Улугбек в это время увлекся подготовкой нового похода. Теперь, окрыленный первой удачей, он задумал разгромить и других давних врагов — кочевых узбеков. Шахрух, которого сын известил о своих планах, опять повел ту же политику. Сначала он запретил Улугбеку начинать военные действия. Но не успел из Самарканда выехать ответный гонец с гневным письмом правителя, упрекавшего отца в вероломстве, как стало вдруг известно, что Шахрух уже переменил решение, выслал для усиления армии Улугбека войска и даже отправил с ними другого своего сына, Джуки.
Улугбек несколько насторожился. Зачем к нему посылают с большим войском младшего брата? Не для того ли, чтобы отнять славу будущей победы, а заодно, если окажется возможным, и часть его власти правителя над землями, которые он завоюет?
Но Улугбек постарался ничем не выдать -своих подозрений, хотя радостное настроение, с каким он отправлялся в поход, было уже подпорчено.
И дальше все повернулось так, что все его дурные предчувствия оправдывались. Узбеки на этот раз не стали отступать в глубь степей. Они первые напали на противников, едва армия Улугбека вступила в пределы их земель. Улугбек и его эмиры, которым прибытие крупных подкреплений из Герата вскружило головы, совсем не ожидали удара.

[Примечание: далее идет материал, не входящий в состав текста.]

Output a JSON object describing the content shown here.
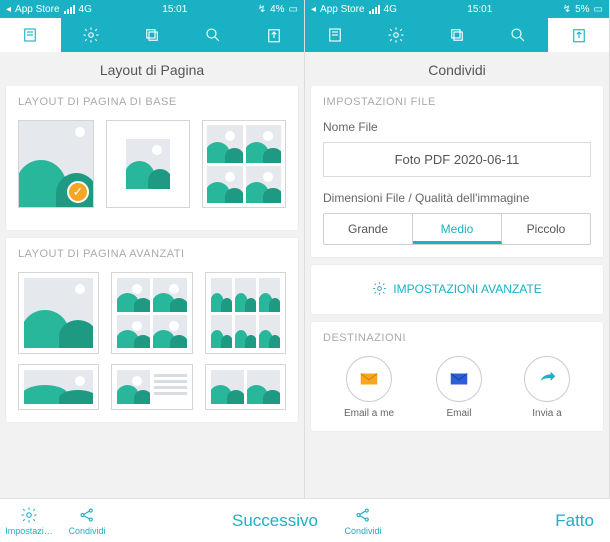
{
  "left": {
    "status": {
      "back": "App Store",
      "net": "4G",
      "time": "15:01",
      "battery": "4%"
    },
    "title": "Layout di Pagina",
    "sections": {
      "basic_header": "LAYOUT DI PAGINA DI BASE",
      "advanced_header": "LAYOUT DI PAGINA AVANZATI"
    },
    "bottom": {
      "settings": "Impostazi…",
      "share": "Condividi",
      "primary": "Successivo"
    }
  },
  "right": {
    "status": {
      "back": "App Store",
      "net": "4G",
      "time": "15:01",
      "battery": "5%"
    },
    "title": "Condividi",
    "file_settings_header": "IMPOSTAZIONI FILE",
    "filename_label": "Nome File",
    "filename_value": "Foto PDF 2020-06-11",
    "quality_label": "Dimensioni File / Qualità dell'immagine",
    "quality": {
      "large": "Grande",
      "medium": "Medio",
      "small": "Piccolo"
    },
    "advanced_link": "IMPOSTAZIONI AVANZATE",
    "destinations_header": "DESTINAZIONI",
    "destinations": {
      "email_me": "Email a me",
      "email": "Email",
      "send_to": "Invia a"
    },
    "bottom": {
      "share": "Condividi",
      "primary": "Fatto"
    }
  }
}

Боевой порядок частей на сей раз не соблюдался, разведка действовала плохо.
Бой произошел на холмистой равнине. Ловко используя особенности местности, узбеки под прикрытием холмов окружили джагатаев и бросились в атаку сразу со всех сторон, подбадривая себя дикими криками. Улугбек видел с вершины бугра, где стоял его шатер, как на правом фланге джагатаи дрогнули и начали заворачивать коней. Он сам хотел поскакать туда, но придворные удержали его. Уже было очевидно, что битва проиграна.
Через несколько минут всю равнину усеяли бегущие воины. Улугбек бесновался, кричал, грозил им кулаком. Но его никто не слушал. Бледный, перепуганный Джуки уже влезал на коня; дрожащая нога его никак не попадала в стремя. Общая паника начинала захватывать и Улугбека. Ему вдруг остро вспомнилось, как мчался он когда-то на неоседланной лошади, спасая свою жизнь. От этого воспоминания давно забытый неприятный холодок снова пробежал по спине. Но он превозмог страх и медленно, сдерживая противную дрожь в коленях, сел на коня, который держал под уздцы Али-Кушчи.

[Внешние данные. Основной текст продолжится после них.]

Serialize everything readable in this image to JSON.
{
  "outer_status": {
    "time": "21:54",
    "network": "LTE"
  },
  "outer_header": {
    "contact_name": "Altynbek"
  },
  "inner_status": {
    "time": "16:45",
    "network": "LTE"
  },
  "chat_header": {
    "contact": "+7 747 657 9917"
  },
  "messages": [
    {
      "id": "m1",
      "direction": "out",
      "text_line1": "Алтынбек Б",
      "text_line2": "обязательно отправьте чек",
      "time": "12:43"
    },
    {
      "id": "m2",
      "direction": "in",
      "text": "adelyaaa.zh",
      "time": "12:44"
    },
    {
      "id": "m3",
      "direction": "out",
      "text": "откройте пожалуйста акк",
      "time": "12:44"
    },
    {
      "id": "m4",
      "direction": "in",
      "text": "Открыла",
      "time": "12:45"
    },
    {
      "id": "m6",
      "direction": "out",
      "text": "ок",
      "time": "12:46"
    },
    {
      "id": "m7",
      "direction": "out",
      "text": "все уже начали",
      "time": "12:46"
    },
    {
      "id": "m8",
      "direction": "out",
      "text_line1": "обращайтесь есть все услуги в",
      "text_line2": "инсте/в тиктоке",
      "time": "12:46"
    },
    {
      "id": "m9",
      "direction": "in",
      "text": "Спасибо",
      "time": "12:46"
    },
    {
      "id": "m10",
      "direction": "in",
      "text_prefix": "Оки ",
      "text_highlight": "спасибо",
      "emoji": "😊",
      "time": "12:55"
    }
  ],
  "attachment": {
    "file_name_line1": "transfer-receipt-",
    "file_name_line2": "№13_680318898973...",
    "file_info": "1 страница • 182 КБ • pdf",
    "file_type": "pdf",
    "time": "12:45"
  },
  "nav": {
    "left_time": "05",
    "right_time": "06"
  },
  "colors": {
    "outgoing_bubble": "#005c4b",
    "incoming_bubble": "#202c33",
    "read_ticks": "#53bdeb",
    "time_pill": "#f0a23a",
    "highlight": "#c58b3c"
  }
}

Ох, как все напоминало ему пережитое раньше! Как и двадцать два года назад, стояла ранняя весна. Ноги лошадей вязли в дорожной липкой грязи. Жители в попутных кишлаках прятались, услышав о разгроме, запирали двери, спускали собак. Правда, теперь Улугбек уже не был робким, неопытным мальчиком и рядом с ним скакали нукеры. Но кто знает, верны ли они бегущему правителю? Слишком много он видел предательства в своей жизни, и тупой заячий страх не оставлял его все ночи, пока, загоняя лошадей, бежали они в Самарканд под весенними яркими звездами.
А навстречу летели дурные вести, от которых тревога и растерянность Улугбека еще больше усиливались. Гонцы сообщали, что в Самарканде неспокойно. Многие шейхи и сейиды требовали закрыть городские ворота перед правителем. А он не забыл, как это уже случилось однажды в его жизни и какой ужас он тогда испытал, почувствовав вдруг себя всеми брошенным и никому на свете не нужным.
Хлынул бешеный весенний дождь, когда Улугбек и его спутники въезжали в «Ворота Тимура». До Самарканда уже оставалось недалеко. Но дождь лил так сильно, что пришлось искать защиты под нависшей скалой.